Some are gibberish if you don't know their background. (I've had more
emails about those than every other tune on my site put together; they're
getting careful and informed attention by people who want to use them for
real).
or store an arbitrarily large collection of tunes in a relational
database, etc., etc.
Twaddle. Add a few extra fields to represent the values inherited from
the environment and, to be on the safe side, another one identifying
the file (or other environment) the tune was extracted from. It takes
a certain amount of pre-processing to get that information (something
you could write in Awk or Perl in an afternoon if you're halfway
competent with either) but *storing* it is no problem at all for the
relational model.
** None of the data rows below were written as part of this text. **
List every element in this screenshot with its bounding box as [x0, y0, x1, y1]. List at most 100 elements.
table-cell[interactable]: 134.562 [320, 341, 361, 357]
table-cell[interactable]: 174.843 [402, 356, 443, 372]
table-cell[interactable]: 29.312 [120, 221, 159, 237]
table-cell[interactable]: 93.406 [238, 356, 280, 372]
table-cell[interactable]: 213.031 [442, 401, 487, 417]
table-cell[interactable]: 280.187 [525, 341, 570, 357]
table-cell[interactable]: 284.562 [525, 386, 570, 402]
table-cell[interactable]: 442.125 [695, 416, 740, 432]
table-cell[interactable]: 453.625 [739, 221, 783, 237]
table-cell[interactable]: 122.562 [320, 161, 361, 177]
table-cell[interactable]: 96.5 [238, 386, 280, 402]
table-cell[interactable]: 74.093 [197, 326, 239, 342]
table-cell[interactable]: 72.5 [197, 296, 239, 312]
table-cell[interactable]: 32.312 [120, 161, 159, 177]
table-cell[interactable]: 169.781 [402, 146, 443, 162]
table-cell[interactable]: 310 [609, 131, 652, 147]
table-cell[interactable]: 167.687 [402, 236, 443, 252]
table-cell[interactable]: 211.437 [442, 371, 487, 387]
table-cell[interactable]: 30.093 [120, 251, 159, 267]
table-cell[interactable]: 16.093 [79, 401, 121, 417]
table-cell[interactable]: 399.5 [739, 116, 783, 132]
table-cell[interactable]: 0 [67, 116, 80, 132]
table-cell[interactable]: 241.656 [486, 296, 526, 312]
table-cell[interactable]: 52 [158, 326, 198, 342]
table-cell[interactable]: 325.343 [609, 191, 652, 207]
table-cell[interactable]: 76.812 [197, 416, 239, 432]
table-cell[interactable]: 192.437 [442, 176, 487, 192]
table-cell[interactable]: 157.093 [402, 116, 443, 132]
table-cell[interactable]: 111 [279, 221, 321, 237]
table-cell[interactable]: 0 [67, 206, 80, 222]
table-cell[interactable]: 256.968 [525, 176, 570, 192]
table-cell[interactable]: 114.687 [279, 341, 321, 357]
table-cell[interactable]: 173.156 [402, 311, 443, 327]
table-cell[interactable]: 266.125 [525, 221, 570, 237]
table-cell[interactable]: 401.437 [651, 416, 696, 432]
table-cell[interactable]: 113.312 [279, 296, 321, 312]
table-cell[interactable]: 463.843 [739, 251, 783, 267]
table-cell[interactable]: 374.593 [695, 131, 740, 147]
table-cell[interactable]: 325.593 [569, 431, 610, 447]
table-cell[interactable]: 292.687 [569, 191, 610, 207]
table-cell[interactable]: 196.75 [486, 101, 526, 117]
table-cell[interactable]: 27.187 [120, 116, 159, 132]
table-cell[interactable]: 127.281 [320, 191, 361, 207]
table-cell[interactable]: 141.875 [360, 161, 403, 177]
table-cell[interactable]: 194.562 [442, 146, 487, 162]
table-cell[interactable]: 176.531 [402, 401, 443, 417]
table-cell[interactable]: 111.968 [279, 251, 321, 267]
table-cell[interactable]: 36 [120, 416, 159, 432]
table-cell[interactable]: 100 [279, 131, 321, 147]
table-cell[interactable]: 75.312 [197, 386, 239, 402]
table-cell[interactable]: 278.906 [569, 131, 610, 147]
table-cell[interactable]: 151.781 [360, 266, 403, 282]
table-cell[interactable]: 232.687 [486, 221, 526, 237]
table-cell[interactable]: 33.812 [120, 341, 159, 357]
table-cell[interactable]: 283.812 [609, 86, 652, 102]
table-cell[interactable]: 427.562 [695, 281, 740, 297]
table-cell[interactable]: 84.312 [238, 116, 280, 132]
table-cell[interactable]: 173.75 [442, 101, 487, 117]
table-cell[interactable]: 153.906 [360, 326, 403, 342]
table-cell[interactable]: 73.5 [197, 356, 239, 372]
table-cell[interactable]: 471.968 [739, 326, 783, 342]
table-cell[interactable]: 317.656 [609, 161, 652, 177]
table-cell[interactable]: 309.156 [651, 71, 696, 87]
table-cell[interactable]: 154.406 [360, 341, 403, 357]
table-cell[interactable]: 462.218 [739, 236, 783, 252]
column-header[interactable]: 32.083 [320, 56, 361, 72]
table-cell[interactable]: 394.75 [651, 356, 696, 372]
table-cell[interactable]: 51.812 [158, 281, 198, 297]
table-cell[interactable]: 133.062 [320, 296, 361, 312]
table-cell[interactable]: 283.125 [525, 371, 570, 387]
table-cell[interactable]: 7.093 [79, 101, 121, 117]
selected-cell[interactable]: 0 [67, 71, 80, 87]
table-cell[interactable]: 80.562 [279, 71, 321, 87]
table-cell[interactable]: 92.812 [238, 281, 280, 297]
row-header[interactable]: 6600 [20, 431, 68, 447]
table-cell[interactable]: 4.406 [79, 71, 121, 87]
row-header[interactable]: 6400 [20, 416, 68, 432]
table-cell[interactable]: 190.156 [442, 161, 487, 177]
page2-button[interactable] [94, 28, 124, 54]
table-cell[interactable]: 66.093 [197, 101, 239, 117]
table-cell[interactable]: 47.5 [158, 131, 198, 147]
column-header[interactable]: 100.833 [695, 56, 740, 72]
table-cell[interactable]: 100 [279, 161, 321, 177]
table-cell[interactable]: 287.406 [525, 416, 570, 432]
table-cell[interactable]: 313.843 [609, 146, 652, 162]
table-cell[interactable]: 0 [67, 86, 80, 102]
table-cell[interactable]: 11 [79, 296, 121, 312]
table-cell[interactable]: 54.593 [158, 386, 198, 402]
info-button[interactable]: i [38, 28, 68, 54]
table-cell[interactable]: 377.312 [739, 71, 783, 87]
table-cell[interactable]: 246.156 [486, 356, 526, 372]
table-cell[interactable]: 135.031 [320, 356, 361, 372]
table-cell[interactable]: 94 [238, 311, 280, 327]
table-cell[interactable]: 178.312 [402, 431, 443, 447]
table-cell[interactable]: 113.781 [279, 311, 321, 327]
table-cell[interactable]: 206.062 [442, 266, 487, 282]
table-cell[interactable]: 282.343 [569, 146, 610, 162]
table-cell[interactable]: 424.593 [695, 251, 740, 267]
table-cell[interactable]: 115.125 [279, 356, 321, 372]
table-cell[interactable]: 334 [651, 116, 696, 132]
In fact the relational model is specifically
designed to avoid update anomalies of the sort I was talking about,
and the reasoning behind my proposal is absolutely standard in data
modelling. *Not* doing some such normalization in a relational design
for a tune database would be laughable - what do you think higher
normal forms are for? Is 1NF as far as you think? Do you even know
the difference between a relational database and a personal computer
address book?
Adopting James' proposal represents a significant gain at a trivial
cost. A simple one-pass conversion tool could be provided to read in
any valid existing ABC file and spit out a copy, with all the global
fields properly distributed to each individual tune which lacked them.
Since it would only alter tunes lacking the global fields, such a tool
is always safe to run, even on input already converted.
It's safe except that it loses global redefinability, which is the point
of using the more interesting global fields in the first place. There
might be times when such a tool could be useful - e.g. when adapting
well-structured ABC files to a crippled or legacy implementation - but
for most purposes it would be better inside the ABC interpreter. (For
macros, BarFly already provides this as a source-to-source utility, as
well as an internal function).
In these days of cut and paste, the saved typing convenience is
inconsequential.
If you've looked at any of the ABC I've written you should see instantly
that typing convenience is *not* something I concern myself with. Some
of that stuff must be among the slowest-entered ABC on the web.
A fast 6/8 Jig should not become a slow 3/4 March
just because you re-organize how you store your tunes.